= Section Internationale Anglophone de Buc =

The Section Internationale Anglophone de Buc (SIAB) is a bilingual school in the town of Buc, department of Yvelines, France. It offers English and French education for students from about the age of 7 to 18.

Established in 1998 as a joint project between the Lycée Franco-Allemand (LFA) and the Collège Martin Luther King (MLK) and granted official status as an International Section in 2006, the Section Internationale Anglophone de Buc is based on a wooded campus south-west of Paris and close to Versailles.

Today, the program has expanded to 150 students. English classes span over the primary section from CE2 to CM2, the middle school (Fr. “collège”) with classes from 6ème to 3ème, and the high school (Fr. “lycée”) covering 2nde up to Terminale.
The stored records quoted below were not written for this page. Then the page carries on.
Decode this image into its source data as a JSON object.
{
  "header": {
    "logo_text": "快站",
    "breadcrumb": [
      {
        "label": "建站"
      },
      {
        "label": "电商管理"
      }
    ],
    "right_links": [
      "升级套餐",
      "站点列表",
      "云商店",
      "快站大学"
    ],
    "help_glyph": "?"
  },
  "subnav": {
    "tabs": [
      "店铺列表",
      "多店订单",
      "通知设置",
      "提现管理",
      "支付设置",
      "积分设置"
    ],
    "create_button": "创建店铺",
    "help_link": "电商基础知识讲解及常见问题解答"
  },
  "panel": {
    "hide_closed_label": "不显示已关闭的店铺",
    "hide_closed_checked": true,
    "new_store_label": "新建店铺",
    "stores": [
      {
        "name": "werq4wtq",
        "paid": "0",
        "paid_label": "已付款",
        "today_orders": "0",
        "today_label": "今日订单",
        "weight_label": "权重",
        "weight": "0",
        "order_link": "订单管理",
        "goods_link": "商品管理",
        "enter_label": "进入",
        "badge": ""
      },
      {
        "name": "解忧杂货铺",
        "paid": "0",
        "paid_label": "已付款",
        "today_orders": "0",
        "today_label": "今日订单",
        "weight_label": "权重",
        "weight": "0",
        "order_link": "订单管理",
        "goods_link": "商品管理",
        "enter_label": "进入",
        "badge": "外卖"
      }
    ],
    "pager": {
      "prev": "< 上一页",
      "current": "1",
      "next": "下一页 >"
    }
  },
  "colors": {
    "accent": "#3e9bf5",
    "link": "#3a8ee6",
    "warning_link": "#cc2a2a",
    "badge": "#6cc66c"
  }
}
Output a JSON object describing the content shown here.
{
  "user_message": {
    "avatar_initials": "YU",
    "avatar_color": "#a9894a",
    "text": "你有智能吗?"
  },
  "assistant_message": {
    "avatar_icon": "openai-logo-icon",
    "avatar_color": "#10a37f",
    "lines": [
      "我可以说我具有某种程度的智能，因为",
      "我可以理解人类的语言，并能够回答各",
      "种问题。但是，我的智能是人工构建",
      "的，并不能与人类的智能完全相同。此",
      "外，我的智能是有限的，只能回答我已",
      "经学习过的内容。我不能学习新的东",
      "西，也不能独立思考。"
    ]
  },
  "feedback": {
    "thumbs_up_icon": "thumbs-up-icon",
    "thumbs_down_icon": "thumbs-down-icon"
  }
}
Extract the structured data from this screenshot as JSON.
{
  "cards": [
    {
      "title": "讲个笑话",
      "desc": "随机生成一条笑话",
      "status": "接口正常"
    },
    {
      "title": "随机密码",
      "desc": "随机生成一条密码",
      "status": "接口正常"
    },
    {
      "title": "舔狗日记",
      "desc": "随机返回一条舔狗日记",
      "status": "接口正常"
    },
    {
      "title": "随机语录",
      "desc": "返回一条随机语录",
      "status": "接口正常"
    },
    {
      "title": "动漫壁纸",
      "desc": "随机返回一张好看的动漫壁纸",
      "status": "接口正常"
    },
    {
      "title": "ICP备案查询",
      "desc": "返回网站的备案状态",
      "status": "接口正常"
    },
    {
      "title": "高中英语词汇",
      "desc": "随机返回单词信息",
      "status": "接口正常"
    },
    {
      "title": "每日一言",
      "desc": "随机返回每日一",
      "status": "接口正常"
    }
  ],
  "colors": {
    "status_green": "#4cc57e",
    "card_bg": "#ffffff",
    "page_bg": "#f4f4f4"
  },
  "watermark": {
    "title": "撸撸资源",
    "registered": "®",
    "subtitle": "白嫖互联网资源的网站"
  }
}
The section forms part of the French state school system, and is free of charge.

==Overview==

The program is aimed at English-French bilingual children from around the world. It includes families from Anglophone countries, expatriated in France, French families returning from expatriation in Anglophone countries as well as bi-national and bilingual families living in the area.

The selection process for entrance is based on an oral and written exam at primary, middle school and high school level. Acceptance is based on language skills and potential to succeed.

Courses are taught by teachers who are French or English native speakers, depending on the subject taught.

The school offers an English Program Parent-Teachers Association (PSAB), which encourages parents to participate in many of the decisions necessary to manage a school, and help facilitate the integration of the new bilingual families in the area.

==Programs==

===6ème to 3ème===

The middle school program was established in 1998. Located in the Collège Martin Luther King, the program opened with seven students and has grown to include more than 80 participants from around the world in 2009.

===2nd to Terminale===
The Section Internationale Anglophone was extended to the high school level in 2005, providing classes from 2nde through to Terminale (years 11 – upper 6th UK / grades 10 – 12 US). The section is located in the Lycée Franco-Allemand in Buc. The lycée has a French, German and English program.

===Primary section===

Opened in September 2008, this program is offered at the Louis Blériot Primary School in Buc, located next to the MLK middle school and LFA high school campus. The primary section aims to offer English-French bilingual education from an early age in CM1 and CM2 (years 5 and 6 UK/grades 4 and 5 USA) and to prepare students for entry into the Collège Martin Luther King.

There is an entrance test of students’ abilities in English, primarily based on oral expression and listening comprehension.